Ahora, el Festival Internacional de Documentales tuvo además una cosa muy interesante este año que tiene que ver con el festival del Bicentenario, muy dedicado al trabajo de la memoria que es algo a lo que nosotros, como nación, constantemente le estamos haciendo el quite. Quizás ayudó la muestra que hubo dedicada a Patricio Guzmán, por ejemplo, u otros documentales que se acercaron a lo que es nuestra historia en los últimos 50 años. El edificio de los chilenos, también tiene de eso. Cuéntanos cómo la sitúas dentro de ese contexto.
-Bueno, sin duda es un trabajo sobre la memoria, que intenta ir más allá en cosas que a mí me interesaba hablar, que tiene que ver con las relaciones entre padres e hijos, con las contradicciones que se generan ahí. Es la historia de un proyecto de vida comunitaria que los militantes del MIR hacen para dejar a sus hijos en el momento en que se decide la “Operación Retorno” a fines de los años ’70 y esos militantes tienen que volver clandestinamente a Chile. No había lugar para dejarlos porque cada uno estaba resolviendo de manera individual qué hacer con sus hijos, si dejarlos con familiares, etc…
Y expliquemos que volver clandestinamente significa volver a la resistencia, a un Chile muy hostil, y por lo tanto no podían venirse e instalarse tranquilamente en una casa.

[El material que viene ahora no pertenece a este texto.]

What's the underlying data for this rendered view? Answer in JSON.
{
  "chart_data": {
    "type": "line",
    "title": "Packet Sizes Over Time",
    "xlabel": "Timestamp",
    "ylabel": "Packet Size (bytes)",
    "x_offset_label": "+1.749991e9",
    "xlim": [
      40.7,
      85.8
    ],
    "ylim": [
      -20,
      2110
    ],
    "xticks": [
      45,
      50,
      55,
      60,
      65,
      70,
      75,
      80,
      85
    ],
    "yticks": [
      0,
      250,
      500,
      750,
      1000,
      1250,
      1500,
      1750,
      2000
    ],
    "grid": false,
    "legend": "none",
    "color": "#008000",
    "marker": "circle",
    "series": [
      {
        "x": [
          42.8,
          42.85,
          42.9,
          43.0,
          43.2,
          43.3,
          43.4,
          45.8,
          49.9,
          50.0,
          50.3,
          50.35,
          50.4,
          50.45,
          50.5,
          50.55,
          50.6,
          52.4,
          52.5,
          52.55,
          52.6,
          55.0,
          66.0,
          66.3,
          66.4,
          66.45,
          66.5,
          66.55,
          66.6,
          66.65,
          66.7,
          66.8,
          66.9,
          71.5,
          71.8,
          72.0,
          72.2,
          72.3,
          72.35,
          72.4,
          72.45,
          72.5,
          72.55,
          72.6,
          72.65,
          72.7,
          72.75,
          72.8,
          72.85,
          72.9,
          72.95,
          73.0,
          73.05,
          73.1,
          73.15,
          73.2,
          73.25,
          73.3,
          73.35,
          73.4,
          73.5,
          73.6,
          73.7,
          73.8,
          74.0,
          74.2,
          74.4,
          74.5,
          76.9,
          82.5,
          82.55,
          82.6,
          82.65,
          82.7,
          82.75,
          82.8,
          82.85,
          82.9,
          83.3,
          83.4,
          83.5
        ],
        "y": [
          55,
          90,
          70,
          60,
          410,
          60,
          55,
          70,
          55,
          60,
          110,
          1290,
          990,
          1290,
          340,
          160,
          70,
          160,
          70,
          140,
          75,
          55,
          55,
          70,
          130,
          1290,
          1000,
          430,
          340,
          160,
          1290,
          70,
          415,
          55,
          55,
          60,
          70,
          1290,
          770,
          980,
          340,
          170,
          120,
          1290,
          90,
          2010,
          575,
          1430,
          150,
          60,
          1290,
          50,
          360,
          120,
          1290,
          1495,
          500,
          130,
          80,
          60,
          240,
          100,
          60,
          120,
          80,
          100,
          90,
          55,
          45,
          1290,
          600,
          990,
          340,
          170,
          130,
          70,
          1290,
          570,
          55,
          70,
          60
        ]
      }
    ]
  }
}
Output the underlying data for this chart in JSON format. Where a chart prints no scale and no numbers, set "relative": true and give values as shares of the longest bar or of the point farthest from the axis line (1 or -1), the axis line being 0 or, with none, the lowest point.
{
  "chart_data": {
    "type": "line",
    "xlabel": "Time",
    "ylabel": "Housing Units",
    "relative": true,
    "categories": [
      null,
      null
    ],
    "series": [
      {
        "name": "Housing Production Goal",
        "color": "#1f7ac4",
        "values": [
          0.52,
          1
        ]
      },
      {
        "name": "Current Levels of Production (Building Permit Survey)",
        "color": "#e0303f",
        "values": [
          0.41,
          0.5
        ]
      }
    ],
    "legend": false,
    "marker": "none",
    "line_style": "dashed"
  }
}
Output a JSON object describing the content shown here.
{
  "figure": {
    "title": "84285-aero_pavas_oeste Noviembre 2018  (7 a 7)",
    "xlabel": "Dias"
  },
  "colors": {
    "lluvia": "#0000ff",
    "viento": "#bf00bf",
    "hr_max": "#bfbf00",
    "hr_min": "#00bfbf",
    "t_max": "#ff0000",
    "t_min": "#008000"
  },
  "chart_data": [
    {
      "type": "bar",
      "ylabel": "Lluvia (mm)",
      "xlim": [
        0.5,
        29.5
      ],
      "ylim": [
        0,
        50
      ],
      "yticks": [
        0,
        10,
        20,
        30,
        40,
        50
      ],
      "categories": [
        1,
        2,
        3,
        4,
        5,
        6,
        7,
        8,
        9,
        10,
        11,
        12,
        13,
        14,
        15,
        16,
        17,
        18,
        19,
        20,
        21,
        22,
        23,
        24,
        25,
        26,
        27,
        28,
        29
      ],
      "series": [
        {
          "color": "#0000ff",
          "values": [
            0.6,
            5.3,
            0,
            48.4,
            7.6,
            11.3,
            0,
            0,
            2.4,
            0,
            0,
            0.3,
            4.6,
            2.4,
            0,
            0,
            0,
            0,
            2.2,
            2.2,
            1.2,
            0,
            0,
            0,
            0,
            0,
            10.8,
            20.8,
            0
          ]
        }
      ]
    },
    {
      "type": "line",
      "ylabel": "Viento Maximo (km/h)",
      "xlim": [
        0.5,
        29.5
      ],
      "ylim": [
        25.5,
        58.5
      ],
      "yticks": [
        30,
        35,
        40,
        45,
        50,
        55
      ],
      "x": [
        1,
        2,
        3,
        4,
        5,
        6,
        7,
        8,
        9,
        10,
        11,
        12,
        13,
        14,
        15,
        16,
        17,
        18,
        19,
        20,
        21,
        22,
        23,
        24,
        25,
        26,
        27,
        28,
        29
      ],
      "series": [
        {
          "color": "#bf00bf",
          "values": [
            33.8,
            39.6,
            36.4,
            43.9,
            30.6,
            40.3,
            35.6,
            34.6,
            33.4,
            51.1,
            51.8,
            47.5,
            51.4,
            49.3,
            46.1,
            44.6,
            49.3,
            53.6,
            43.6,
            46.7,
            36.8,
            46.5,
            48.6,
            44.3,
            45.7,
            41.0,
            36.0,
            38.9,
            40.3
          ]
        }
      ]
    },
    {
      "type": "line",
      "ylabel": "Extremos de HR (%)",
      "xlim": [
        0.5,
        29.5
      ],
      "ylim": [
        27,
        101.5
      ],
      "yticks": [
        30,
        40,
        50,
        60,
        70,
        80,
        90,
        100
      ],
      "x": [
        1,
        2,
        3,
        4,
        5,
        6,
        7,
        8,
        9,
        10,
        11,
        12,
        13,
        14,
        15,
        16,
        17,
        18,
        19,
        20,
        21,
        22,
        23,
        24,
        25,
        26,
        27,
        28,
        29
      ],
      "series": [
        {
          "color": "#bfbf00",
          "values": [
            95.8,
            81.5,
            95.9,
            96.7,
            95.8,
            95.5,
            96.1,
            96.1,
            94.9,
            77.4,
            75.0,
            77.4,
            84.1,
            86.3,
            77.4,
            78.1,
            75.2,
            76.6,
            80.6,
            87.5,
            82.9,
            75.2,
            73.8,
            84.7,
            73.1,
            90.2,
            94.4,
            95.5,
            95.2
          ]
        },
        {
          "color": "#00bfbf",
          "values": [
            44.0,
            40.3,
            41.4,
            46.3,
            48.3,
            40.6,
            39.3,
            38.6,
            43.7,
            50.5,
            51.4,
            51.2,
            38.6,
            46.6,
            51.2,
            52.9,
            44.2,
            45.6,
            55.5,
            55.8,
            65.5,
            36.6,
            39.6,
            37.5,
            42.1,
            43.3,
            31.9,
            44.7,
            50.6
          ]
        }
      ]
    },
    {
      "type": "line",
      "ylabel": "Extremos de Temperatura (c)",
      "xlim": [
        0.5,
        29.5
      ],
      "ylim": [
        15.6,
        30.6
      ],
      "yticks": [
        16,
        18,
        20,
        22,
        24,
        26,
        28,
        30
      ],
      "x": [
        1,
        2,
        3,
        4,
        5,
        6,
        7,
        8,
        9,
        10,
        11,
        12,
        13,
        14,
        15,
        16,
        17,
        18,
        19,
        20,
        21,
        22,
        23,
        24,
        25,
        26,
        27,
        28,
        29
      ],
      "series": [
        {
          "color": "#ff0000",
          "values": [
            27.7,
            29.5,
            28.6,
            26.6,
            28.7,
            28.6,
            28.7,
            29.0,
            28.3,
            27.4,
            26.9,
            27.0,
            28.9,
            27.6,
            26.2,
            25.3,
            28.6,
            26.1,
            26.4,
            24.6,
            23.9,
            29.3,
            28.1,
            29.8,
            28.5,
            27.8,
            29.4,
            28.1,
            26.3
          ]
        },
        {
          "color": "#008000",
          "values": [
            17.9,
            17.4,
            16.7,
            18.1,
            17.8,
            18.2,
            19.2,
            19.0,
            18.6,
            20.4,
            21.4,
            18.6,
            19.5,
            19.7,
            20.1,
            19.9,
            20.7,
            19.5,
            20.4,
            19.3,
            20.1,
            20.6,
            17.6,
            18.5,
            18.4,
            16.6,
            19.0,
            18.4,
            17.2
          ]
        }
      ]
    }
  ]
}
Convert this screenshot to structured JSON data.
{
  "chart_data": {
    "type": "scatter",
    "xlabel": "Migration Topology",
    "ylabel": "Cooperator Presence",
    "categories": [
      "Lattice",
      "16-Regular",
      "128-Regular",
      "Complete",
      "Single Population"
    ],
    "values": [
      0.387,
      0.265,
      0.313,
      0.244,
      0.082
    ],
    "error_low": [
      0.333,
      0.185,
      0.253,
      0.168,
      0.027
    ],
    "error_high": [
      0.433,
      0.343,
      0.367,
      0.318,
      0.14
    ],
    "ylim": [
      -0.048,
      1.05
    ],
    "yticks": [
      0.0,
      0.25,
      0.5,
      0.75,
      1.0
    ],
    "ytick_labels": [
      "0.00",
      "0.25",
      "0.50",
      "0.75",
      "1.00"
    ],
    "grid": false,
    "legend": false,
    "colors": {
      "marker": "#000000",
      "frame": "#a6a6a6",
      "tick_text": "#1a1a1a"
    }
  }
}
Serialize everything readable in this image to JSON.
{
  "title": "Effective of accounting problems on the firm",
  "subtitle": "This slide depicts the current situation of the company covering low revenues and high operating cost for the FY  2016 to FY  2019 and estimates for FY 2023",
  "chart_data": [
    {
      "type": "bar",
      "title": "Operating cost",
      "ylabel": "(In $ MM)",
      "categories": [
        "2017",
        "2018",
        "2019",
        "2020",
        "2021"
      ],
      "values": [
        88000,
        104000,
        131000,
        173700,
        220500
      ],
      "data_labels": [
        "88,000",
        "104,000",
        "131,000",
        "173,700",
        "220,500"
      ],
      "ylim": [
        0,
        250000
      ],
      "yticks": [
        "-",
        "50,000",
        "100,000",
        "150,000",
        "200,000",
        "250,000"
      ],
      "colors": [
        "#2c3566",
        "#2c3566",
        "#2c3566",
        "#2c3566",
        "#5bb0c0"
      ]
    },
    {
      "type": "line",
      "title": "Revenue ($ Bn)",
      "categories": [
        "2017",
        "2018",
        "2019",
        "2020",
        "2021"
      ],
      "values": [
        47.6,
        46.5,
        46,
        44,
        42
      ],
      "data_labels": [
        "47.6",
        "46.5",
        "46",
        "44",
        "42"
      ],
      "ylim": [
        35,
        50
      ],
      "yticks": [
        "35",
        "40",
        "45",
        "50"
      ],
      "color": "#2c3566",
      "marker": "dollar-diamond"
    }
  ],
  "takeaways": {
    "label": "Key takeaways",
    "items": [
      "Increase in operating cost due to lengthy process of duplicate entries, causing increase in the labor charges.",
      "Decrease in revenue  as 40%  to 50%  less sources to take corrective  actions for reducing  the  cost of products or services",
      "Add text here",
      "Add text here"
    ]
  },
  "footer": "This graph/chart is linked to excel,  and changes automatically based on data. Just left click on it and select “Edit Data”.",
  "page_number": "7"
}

-No, obviamente que no. La película no cuenta eso, no cuenta qué vinieron a hacer esos padres a Chile. Todos de alguna manera sabemos que venían a combatir la dictadura de Pinochet y que eso se hacía desde distintos lugares. Por ello tener a los hijos en esas condiciones era un peligro. Habían empezado a resolver de manera individual qué hacer con los niños, pero ya existía un movimiento de mujeres interno dentro del MIR bastante fuerte en el exilio, en relación al tema del feminismo que en ese entonces era muy fuerte en Europa. Ellas plantean que quieren volver a Chile y participar también de esta decisión política y por lo tanto no pueden volver con los hijos, pero al mismo tiempo se planteó que la solución no podía ser individual. En ese sentido, si había una decisión política colectiva, tenía que haber también una respuesta colectiva al tema de los niños. Entonces empiezan a juntarse y de ahí surge esta idea de hacer un proyecto de vida comunitaria, que en un inicio se intenta hacer en Francia, buscando los recursos, pero no existía ninguna seguridad sobre lo que pasaría con ellos acá en Chile.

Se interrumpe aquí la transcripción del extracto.